When she came to tell me about it, I must say I went through a whole bunch of conflicting feelings. At first, I felt all weird. She told me she wouldn’t judge what I’d written in the notebook, that, if it was there, she’d do it. That she was going to inspire me to surpass myself, so I could join her and live all my dreams. If I hadn’t been in this condition, I’d have said no, for sure. My notebook is a private thing. But, seeing as I couldn’t protest, I listened to her. And, in the end, I told myself that she must love me to bits
to do that. It did me good to feel her emotion and hear her talk the way she did. She’s never spoken to me like that before. But I felt bad for her, too. I told myself that she must be suffering terribly. I understood that she’d made a big scene and quit Hégémonie and was going to get a load of dosh, but I know how much her career means to her, so I pictured her moping, alone, in the living room, and I felt bad. Immediately after, I could hear Grandma saying, ‘Pull yourself together, for pity’s sake, don’t let yourself go. Have you finished feeling sorry for yourself?’ (yes, Granny Odette says, ‘for pity’s sake’, ‘poppycock’ and ‘shhh . . . sugar’, and a whole load of expressions from two hundred years ago), and that made me smile again, and I kept on smiling because I started to imagine Mum living my dreams.
The things I’d written in the notebook slowly started coming back to me, and just picturing her in some of those situations made me laugh myself silly. Inwardly, of course. Outwardly, still poker-faced. Well, not as poker-faced as all that. I kept bursting out in silent laughter, and, at one point, Mum interrupted my laughing fit by letting out a shriek. Apparently, I’d shed a tear. For me, too, that was insane. Were the nurses right – had Mum imagined it? Or had my manic inner laughter triggered a visible reaction? I felt a sort of rush of hope and joy.

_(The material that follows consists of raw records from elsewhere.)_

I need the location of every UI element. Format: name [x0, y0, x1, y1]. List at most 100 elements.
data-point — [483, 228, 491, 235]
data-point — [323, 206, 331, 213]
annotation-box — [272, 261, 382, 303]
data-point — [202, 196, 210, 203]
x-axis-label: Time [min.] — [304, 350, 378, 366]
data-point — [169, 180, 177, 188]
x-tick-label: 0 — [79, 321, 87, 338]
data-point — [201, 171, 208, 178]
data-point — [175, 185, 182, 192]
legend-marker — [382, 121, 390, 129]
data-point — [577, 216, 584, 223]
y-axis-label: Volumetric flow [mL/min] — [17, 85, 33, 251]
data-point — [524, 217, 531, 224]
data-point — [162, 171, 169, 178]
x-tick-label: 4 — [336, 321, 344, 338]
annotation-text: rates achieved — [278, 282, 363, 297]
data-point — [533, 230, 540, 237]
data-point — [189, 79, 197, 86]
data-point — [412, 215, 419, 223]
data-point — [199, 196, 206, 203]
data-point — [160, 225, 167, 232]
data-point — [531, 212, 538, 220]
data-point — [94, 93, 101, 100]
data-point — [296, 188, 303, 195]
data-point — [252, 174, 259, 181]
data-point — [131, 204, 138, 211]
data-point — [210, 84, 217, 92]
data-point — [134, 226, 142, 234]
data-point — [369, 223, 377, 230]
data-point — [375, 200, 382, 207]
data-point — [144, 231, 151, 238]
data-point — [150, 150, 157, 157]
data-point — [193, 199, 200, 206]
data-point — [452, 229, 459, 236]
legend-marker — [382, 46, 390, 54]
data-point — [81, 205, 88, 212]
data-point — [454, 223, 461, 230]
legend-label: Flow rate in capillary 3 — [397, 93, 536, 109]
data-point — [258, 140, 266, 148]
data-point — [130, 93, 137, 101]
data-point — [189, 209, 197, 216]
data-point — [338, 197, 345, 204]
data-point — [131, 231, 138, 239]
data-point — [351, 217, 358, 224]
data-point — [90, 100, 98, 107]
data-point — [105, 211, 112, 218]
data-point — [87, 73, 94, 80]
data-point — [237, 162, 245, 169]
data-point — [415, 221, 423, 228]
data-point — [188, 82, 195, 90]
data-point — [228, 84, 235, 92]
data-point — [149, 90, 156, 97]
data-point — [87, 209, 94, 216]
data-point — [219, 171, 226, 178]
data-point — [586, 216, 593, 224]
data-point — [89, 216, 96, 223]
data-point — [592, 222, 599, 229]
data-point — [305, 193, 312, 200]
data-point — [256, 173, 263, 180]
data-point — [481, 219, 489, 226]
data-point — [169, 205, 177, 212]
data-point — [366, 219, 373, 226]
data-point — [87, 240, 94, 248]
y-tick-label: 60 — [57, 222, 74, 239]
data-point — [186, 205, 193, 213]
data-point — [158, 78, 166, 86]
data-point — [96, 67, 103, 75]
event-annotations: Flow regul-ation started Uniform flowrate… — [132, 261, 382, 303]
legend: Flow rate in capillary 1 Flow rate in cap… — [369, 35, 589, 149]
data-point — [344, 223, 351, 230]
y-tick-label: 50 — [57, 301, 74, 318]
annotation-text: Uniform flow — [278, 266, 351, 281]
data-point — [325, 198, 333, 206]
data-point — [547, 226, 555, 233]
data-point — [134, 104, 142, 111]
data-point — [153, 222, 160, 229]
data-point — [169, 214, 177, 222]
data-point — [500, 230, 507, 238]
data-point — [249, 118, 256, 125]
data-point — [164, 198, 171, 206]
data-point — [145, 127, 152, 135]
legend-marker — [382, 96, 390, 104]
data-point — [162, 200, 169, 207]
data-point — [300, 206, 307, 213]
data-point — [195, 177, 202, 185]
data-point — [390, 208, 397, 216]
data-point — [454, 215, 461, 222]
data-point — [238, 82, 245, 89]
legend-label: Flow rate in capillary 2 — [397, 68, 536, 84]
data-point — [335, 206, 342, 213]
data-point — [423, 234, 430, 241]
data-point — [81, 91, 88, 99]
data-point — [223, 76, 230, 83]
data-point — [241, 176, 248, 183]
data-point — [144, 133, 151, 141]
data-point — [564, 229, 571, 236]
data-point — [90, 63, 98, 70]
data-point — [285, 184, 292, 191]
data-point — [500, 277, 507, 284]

It lasted all day, and has stayed with me ever since.
I heard Mum explain her idea to Charlotte, her favourite nurse, who she always calls Sophie Davant – so that I can visualize her, she says, even though I’ve never heard of Sophie Davant. Charlotte was helpless with laughter too, and Mum has given her an iPad so she can send me videos from Japan, since she’s starting with my first challenge, the one in Tokyo. I say ‘challenge’ because I know that my dreams can easily turn into Mum’s Ultimate Survival ordeal. And that’s what’s so brilliant.